これだけ見ると決してTeclast X98 Plus IIのWi-Fiは遅いとは言えない感じです。
距離5mでのスピード
条件を変えてアクセスポイントから距離を離して測定してみました。
アクセスポイントと各クライアントの距離を約5mと話してみました。また、アクセスポイントとクライアントの間には扉が3枚ほど入っています。
家庭内で別の部屋にあるアクセスポイントを使っている状況と思っていただけばよいと思います。
結果は次の通りです。単位はMbpsです。
1回目 | 2回目 | 3回目 | 4回目 | 5回目 | 平均 (1mとの比較) | 最高 (1mとの比較) | |
---|---|---|---|---|---|---|---|
Teclast X98 Plus II (Win) | 19.2 | 25.3 | 21.4 | 19.9 | 21.8 | 21.5 (44%) | 25.3 (44%) |
Teclast X98 Plus II (Android) | 20.1 | 23.8 | 25.8 | 21.9 | 24.4 | 23.2 (45%) | 25.8 (42%) |
Redmi Note 3 Pro (5GHz) | 106 | 107 | 103 | 105 | 77.3 | 100 (88%) | 107 (93%) |
Redmi Note 3 Pro (2.4GHz) | 27.9 | 25.5 | 24.0 | 32.8 | 31.9 | 28.4 (59%) | 32.8 (68%) |
Chuwi Hi8 Pro (Win) | 29.4 | 27.4 | 30.8 | 32.1 | 32.0 | 30.3 (79%) | 32.1 (82%) |
平均と最高の欄には1mで測定したときの比較(1mの速度を100%としたときの5mの速度)です。

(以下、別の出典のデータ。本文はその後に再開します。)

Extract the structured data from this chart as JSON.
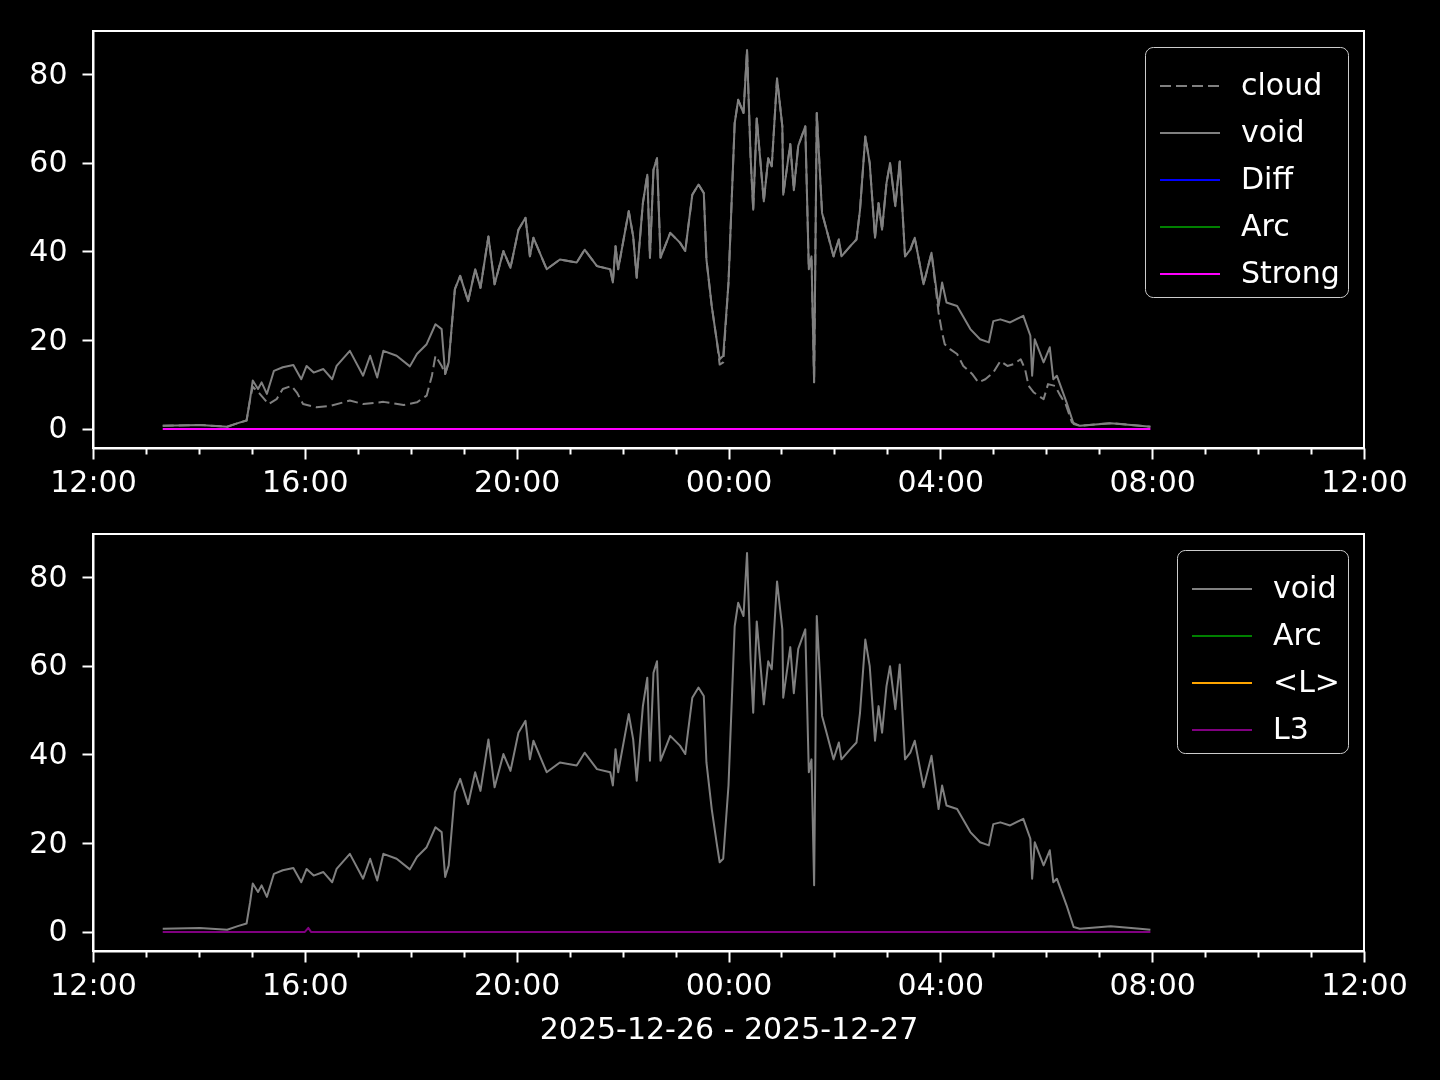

注目していただきたいのはTeclast X98 Plus IIの結果です。1mの時の速度と比べると45%前後まで落ち込んでしまっています。これはRedmi Note 3 Pro(2.4GHz)やChuwi Hi8 Proと比べて落ち込みが一番厳しいです。
どうやらTeclast X98 Plus IIはWi-Fiの感度があまりよくなく、距離が離れると他の製品よりWi-Fiの速度が下がりやすいようです。これがTeclast X98 Plus IIはWi-Fiが弱いといわれる理由のようです。
なお、Redmi Note 3 Proの5GHzは5mまで離してもほとんど通信速度は落ちませんでした。
はやり可能であれば5GHzを中心として使いたいところです。
Bluetoothの干渉
おまけとして距離1mの条件で、Bluetoothマウスを使いながら(マウスをぐりぐり動かしながら)同じ測定をしてみました。OSはWindowsです。
1回目 | 2回目 | 3回目 | 4回目 | 5回目 | 平均 (1mとの比較) | 最高 (1mとの比較) | |
---|---|---|---|---|---|---|---|
Teclast X98 Plus II (Bluetoothマウス利用) |
33.7 | 35.7 | 32.4 | 34.3 | 32.7 | 33.8 (69%) | 35.7 (62%) |
やはりTeclast X98 Plus IIのWi-Fiで利用している2.4GHzはBluetoothと干渉するので通信速度は三分の二程度に下がりました。
実際には測定中にiperf3が停止したこともあったので、それを含めると平均はもっと落ちます。また、測定中(Wi-Fi通信中)はマウスポインタの動きも飛び飛びになったり追従性が悪くなります。
Teclast X98 Plus IIは高解像度のためマウスを使いたくなりますが、Webサイトを見るだけならばBluetoothはオフにした方がよいでしょう。
Teclast X90 Plus IIは既に販売中止となっています。
Teclast社の10インチクラスで高解像度ディスプレイを備えた機種としては、Teclast T10・Teclast T20・Teclast M20があります。
Teclast T20とTeclast M20はLTEに対応しています。
まとめ
今回はTeclast X98 Plus IIのWi-Fi性能を調査してみました。
Teclast X98 Plus IIのWi-Fiは遅いというよりも、感度が悪くアクセスポイントとの距離が離れると通信速度が落ちやすいということがわかりました。中華タブレットも早く5GHzのWi-Fiに対応するようになってほしいものです。
次回は久しぶりに中華スマホRedmi Note 3 Proの話題に戻ります。